More Than Money, Defense Needs Compelling Narrative

By Sandra I. Erwin
Former Defense Secretary Robert Gates once chided top brass for overindulging in “next-war-itis,” a term he coined to describe the generals’ obsessive preoccupation with planning for hypothetical future enemies instead of focusing on the wars at hand.

The fighting in Afghanistan is still raging, but the Pentagon already has been instructed to dust off the crystal ball.

“The time has come, is here now … to look out to what the world will need next, to the security challenges that will define our future after Iraq and Afghanistan,” says Deputy Defense Secretary Ashton Carter.

Although the Defense Department remains hugely distracted by the current budget standoff and looming spending cuts, it needs to begin to think about how forces will be organized and equipped for the post-Afghanistan world, Carter says. “We need to make this transition no matter what the fiscal situation.”

Details on what that transition might look like will begin to trickle out next year as the Pentagon begins drafting the congressionally mandated quadrennial defense review (QDR) that must be completed by February 2014.

As the review gets under way, one of the trending topics inside the beltway intelligentsia will be whether the QDR brain trust can weave a cogent narrative for the future of the nation’s military.

Pentagon watchers already are warning that this is no time for business as usual, considering the domestic political climate and the fiscal crunch that could put defense spending in the cross hairs of a future deficit-reduction deal.

Experts contend that the Pentagon needs to do a better job articulating how military forces will be employed in the future — in war or peacetime — and why the United States should continue to invest in the large force it currently has.
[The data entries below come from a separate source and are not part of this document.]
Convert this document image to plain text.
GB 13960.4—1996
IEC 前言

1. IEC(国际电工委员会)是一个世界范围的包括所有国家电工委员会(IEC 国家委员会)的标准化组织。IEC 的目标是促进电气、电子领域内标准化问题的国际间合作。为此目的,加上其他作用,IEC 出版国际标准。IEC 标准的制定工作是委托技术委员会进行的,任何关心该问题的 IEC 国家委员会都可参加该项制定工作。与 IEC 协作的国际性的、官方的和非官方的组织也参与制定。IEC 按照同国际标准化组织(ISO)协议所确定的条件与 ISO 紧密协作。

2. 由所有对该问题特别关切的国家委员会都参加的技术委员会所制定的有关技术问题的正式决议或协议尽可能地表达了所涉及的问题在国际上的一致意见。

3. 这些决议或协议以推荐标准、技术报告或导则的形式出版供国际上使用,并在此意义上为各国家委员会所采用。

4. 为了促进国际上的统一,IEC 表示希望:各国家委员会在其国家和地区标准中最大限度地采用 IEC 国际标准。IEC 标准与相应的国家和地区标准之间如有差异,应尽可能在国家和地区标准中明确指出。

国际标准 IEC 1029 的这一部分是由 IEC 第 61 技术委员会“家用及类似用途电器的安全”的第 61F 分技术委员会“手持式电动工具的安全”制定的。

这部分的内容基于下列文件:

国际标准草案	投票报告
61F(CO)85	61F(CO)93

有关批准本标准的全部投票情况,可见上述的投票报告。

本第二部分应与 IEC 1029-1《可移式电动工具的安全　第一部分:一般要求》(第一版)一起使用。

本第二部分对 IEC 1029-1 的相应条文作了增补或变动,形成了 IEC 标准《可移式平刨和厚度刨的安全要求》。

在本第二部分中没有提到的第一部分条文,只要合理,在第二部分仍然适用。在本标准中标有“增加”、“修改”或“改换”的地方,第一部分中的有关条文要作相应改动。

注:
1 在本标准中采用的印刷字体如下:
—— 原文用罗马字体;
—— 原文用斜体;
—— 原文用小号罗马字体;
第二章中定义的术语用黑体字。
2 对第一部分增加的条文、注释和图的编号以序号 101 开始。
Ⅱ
The chairman of the Joint Chiefs of Staff Army Gen. Martin E. Dempsey, already has hinted that the military expects to be on a permanent war footing. Defense officials do not see the end of the Afghanistan war as the beginning of a peaceful era. They view the Arab Spring and Iran’s nuclear ambitions as ticking time bombs. Although the odds of a large-scale war are low, the “chance of violence for ideological and other purposes is exponentially greater,” according to Dempsey.

Staying ready for a possible crisis in the Middle East will have to be balanced against the Pentagon’s ambitions in Asia. The widely publicized plan to shift U.S. forces to the Pacific already has drawn fire for being too belligerent. The lesson for the Pentagon is that it needs a strong narrative in order to make a case to Congress and the public for why the nation needs to continue to spend more than half a trillion dollars on the military each year, even if American troops are not involved in a shooting war.

Articulating a vision will be “more critical than ever before,” says Barry Pavel, director of The Atlantic Council’s Brent Scowcroft Center on International Security.

Previous QDRs and strategy documents are littered with catchphrases such as “forward presence,” “security cooperation” and “stability operations.” Given the political atmosphere in Washington, the Pentagon is going to have to do better at framing the debate, as Americans increasingly are sending representatives to Congress who have little experience or knowledge of military and international affairs.

Only 20 percent of the 535 members of Congress have served in the military — 25 in the Senate and 90 in the House of Representatives.

The arrival of a new Congress should motivate the Defense Department to sharpen its message, and it will behoove civilian and military leaders to make a persuasive case for the “defense capabilities we need, not just the capabilities we would like,” suggests Pavel.

In the defense industry, a messaging strategy also is in order, or Pentagon contractors could find themselves in a “post-Afghanistan phase without concrete direction,” says Zachary Miller, an analyst at the American Security Project.

Industry desperately needs a narrative for its future, Miller asserts. “This is a difficult concept considering the United States has not yet achieved a firm posture or strategy for the post-Afghanistan security environment.”

The pivot to the Pacific is hard to dispute because of the massive shift in economic power to Asia. But it is still a fuzzy concept for most people to grasp. Miller and other analysts point out that the Asia strategy cannot be centered only around the military, and should involve other foreign policy instruments, such as trade and diplomacy.

During a question-and-answer session at Kansas State University, Dempsey offered one of the canniest explanations so far on why the military believes it should turn its attention to Asia. It’s the Wayne Gretzky rule, Dempsey explains. Ice hockey legend Gretzky, when asked about his secret to winning, responded that he skates “where the puck is going to be, not to where it’s been,” Dempsey recalls. “That’s what we’re trying to do.”

Whether the Gretzky analogy scores bigger budgets for the Pentagon remains to be seen. But Dempsey’s comments hint at the tough public-relations challenge that the Pentagon faces.

“People have no idea what we do,” Air Force Chief of Staff Gen. Mark Welsh tells Defense News, as he acknowledges that his service’s communications skills often are left wanting. “Clearly, we have to be able to tell the story in a way that’s better understood.”